At the tail end of 2015, and after years perfecting her outputs, Clara – under the alias Clara! – released her debut mixtape ‘Reggaetoneras’ through Sister, a collective for female, non-binary DJs that actively supported her research. The following year, she joined the Belgium imprint Gravats and enhanced her outputs with ‘Reggaetoneras2’ (2016) and ‘Reggaetoneras 3’ (2018). As a statement to her soaring appreciation by the crowds – particularly that of alternative niches -, both projects, released in cassette format, sold out within days.
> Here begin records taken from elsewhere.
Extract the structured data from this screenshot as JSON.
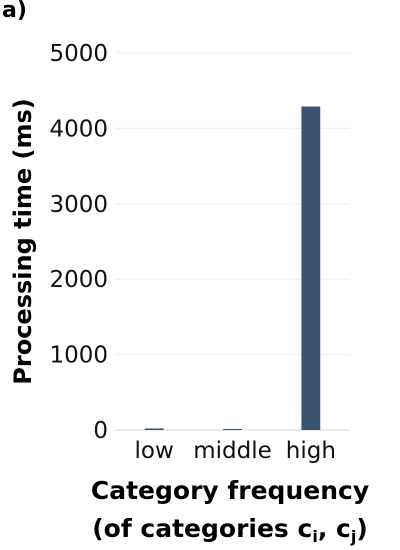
{
  "panel_label": "a)",
  "chart_data": {
    "type": "bar",
    "categories": [
      "low",
      "middle",
      "high"
    ],
    "values": [
      20,
      5,
      4290
    ],
    "ylabel": "Processing time (ms)",
    "xlabel": "Category frequency (of categories c_i, c_j)",
    "ylim": [
      0,
      5000
    ],
    "yticks": [
      0,
      1000,
      2000,
      3000,
      4000,
      5000
    ],
    "grid": true,
    "legend": "none"
  },
  "x_title": {
    "line1": "Category frequency",
    "line2_prefix": "(of categories c",
    "sub_i": "i",
    "line2_mid": ", c",
    "sub_j": "j",
    "line2_suffix": ")"
  },
  "colors": {
    "bar": "#3a5470",
    "grid": "#ebeef2",
    "axis": "#cfd7e3"
  }
}
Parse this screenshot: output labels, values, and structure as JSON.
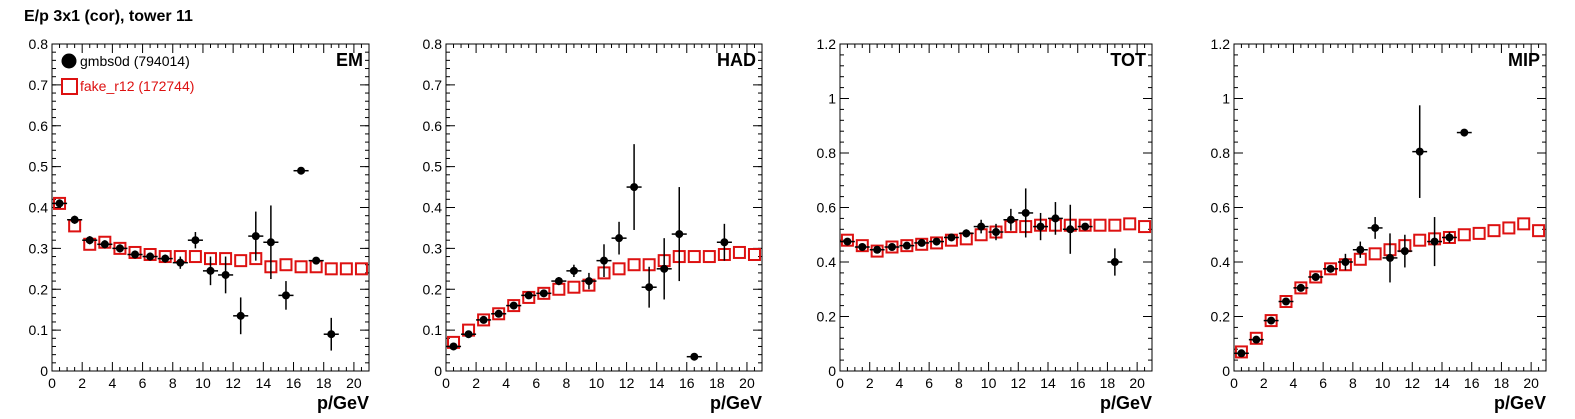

What I strive for it to showcase the work of these singers,” says Clara. “Cassettes are a format that I enjoy, but releasing 100 limited copies wouldn’t give them the visibility that I’ve envisioned, so I insisted in sharing the mixes on Soundcloud so that everyone could have access to it.

On the matter of social aspects of reggaeton, Clara points out that reggaetoneras have been around for as long as their male counterparts, but their success was chained to the gender politics surrounding the scene. “It’s like what happens with women who are DJs: we aren’t looked the same way as men and people are a lot more demanding when it’s a woman playing  music,” she says. “The same happened to these female artists, so many stopped singing because they weren’t enjoying the same success.

I like this shift in the narrative where women put themselves at the center of the conversation.

Another element in the equation has to do with the lyrics, which to this day are broadly perceived as biased towards women. A logic that Clara is aiming to reverse. “When I tell people that I like reggaeton, they tell me that women shouldn’t listen to it because it’s a very sexual music and that’s really machista” she says. “Women can be as super sexual as men. On some tracks, girls sing about going out, dancing with anyone and enjoying themselves; on others, they say how they like when men give it to them – and there’s never a moment where they hint on someone’s forcing them to do anything. I like this shift in the narrative where women put themselves at the center of the conversation.

Clara assumes the aspiration of someday meeting the pioneer reggaetoneras of past eras, although she reveals a particular self-consciousness when picturing the possibility those encounters becoming real. “I’m European and I fear them saying that I’m culturally appropriating their music. It’s really important for me to make it clear about where this music comes from so not to look like that we created this or that we’re here to save these artists from anything. I really respect them and I don’t have any intentions of appropriating anything – this is their music. And I don’t know what it’s like to live in Puerto Rico, for instance, so we have different lives and points-of-view on things like feminism. So if I’m to produce something on the lines of reggaeton, it will be through my perspectives.

While Clara confesses that beatmaking is an art she has yet to grasp, she recently gave a shot at singing on the EP ‘Meneo’, which resulted from a collaboration with Brussels based producer Maoupa. “It’s really hard to be objective with our voice, you’re always doubting that it will sound good,” she says. “But people liked it, so we kept on going with it and I ended up enjoying the process.

Reggaeton has been riding an ascending curve in recent times. Artists like J-Balvin or Bad Bunny are awakening the masses to the scene, but Clara mentions singers like Karol G or the more indie Bad Gyal and Tomasa del Real as female voices levelling out the field on their own terms. In a climate where more female and LGBTQ+ artists are seemingly bound to emerge (on her last mixtape, she included a track by the trans artist La Bori), Clara is broadening her research to also include producers. And with her plans firmly set on releasing more mixtapes in the near future, she’s definitely one to keep under the radar throughout this year as she further explores her aesthetics against the patriarchal backdrop of her sonic references.

I just want to showcase that women can sing about whatever they like, that men can dance in a music video and be sexualized or even highlight woman-on-woman or man-on-man,” she says, her gentle voice tone turning lively. “I can’t change the world, but I’m humbly trying to make a difference.